Communicating with Zello

When Daisy arrived at the assisted living facility in March 2021, all of the residents were already vaccinated for COVID. By the spring of 2021, most family members were also vaccinated. This meant they were abie to visit their loved ones inside the apartments.  

“I’m so mad at COVID!” Daisy says. “It makes me worry. If I hear a sneeze I think ‘Oh no! That better not be COVID. But of course, now that our residents are vaccinated, it’s likely just a cold.’”

It’s Daisy’s deep level of concern for the residents that makes her excellent at the job. And it’s the Zello app that helps her do her work so much more efficiently. 

Columbia Cottage in Collegeville has 41 residential units and it’s laid out in a U-shape. 

“If I yelled to someone on the other side of the facility, they would never hear me,” Daisy says. “Plus a lot of time, we work with our residents inside their apartments. This is why we use Zello to communicate with each other.” 

However, because of HIPPA, staff never uses patient names when communicating via Zello; instead they refer to residents by their room numbers.

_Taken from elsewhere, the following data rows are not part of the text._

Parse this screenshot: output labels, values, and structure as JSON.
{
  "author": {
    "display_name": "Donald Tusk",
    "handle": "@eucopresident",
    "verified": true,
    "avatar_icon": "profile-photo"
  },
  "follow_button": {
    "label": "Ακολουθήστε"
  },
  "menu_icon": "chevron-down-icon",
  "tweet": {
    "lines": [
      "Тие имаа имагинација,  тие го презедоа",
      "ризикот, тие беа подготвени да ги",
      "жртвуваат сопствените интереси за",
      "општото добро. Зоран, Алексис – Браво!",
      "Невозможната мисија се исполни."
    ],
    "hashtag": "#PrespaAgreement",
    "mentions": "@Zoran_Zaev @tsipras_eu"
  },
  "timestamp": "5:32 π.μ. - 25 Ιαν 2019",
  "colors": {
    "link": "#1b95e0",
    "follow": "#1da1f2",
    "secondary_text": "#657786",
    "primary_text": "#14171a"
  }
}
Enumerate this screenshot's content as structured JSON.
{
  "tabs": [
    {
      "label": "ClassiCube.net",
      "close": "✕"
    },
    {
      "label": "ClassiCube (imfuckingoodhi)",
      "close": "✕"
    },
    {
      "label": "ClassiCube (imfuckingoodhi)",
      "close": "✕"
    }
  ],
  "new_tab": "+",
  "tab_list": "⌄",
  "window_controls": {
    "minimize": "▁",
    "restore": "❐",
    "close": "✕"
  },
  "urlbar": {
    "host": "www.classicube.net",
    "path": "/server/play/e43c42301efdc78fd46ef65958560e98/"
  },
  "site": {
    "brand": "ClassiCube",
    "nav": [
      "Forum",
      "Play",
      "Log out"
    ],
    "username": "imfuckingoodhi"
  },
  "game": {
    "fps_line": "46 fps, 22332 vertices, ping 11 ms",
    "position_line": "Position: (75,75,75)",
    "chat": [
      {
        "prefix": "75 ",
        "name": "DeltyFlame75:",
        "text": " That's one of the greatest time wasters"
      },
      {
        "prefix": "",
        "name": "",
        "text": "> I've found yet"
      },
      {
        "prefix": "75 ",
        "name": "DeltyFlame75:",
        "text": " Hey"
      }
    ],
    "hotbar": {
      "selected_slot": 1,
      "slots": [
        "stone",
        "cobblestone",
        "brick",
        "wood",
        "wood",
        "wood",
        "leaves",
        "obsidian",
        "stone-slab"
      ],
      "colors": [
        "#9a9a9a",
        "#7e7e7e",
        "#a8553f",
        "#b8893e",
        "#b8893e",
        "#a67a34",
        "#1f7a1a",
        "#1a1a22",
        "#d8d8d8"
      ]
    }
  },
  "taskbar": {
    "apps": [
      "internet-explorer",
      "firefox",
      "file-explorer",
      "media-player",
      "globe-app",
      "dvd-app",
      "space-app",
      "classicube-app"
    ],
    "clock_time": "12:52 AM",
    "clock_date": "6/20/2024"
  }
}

“I’ll page someone over Zello and say ‘I have a family on the phone for the resident in Room 6,’ or I might say, ‘Could you come to the nursing office to talk about the resident in Room 31?’ Using Zello helps me stay on top of what’s happening everywhere throughout the day,” Daisy says.

In fact, a few weeks ago, a resident complained about pain and saw a doctor. But the next day the CNA on staff put a call to Daisy over Zello. “Something’s happening with the resident in Room 20,” the CNA said. 

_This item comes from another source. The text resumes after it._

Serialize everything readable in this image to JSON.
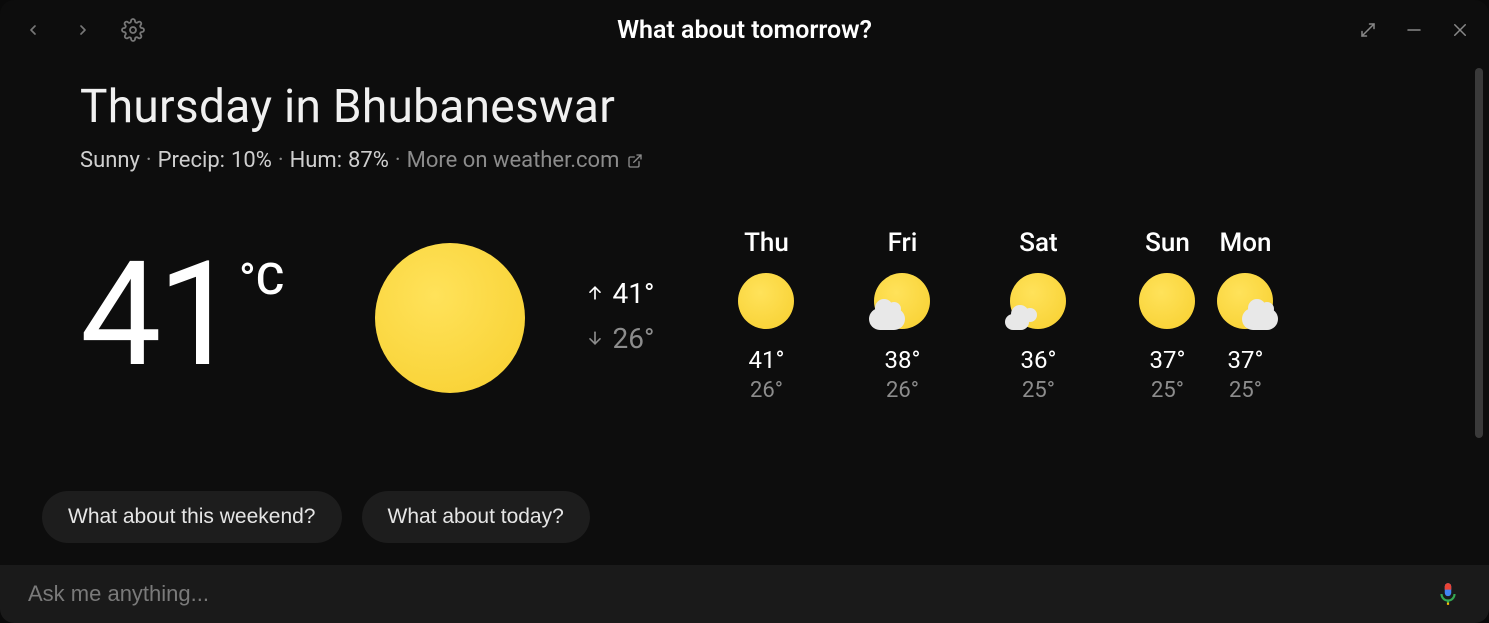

Daisy beelined it over there and realized the woman needed to get to the hospital. But the patient was reluctant to go. 

“It’s up to you,” Daisy told her. “It’s your choice, but I think it would be the smart thing to do. If there’s nothing wrong, you can be mad at me when you come back.” 

The resident took Daisy’s advice, and after a battery of tests at the hospital, she discovered she was suffering from a serious gallbladder problem that needed immediate attention. 

“Without Zello, the CNA would have had to go all over the facility looking for me, and I was on the whole other side of the property at the time. Thanks to Zello, I was able to immediately attend to the resident in need,” Daisy explains. 

After the woman returned to Columbia Cottage, she thanked Daisy for making her go to the hospital. “That made me feel so good,” Daisy says.

Managing the Facility

Columbia Cottage is managed by Horst Management Services, which was formed in 2018 and integrates Horst Property Management and Horst SeniorCare. Based in Lancaster, Pennsylvania, Horst Management Services provides HOA management, commercial property management, and strategic consulting and daily operations for senior living facilities.  

For its senior centers like the Columbia Cottage facilities, the Horst Management Service provides development support, construction services and management, facility maintenance, as well as recruiting, hiring and training. The Horst Group has helped develop retirement communities for more than twenty years.

Of course, the Horst Management Service couldn’t achieve its goals without frontline workers like Daisy Curto, who take time each day to help the residents feel like Columbia Cottage is not just a place they must live because they’re old, but a warm and caring home.

“I get to know the residents inside and out,” Daisy says. “I know what medications each one takes, but I also get to discover what their favorite milkshakes are. And that’s why I love working here.”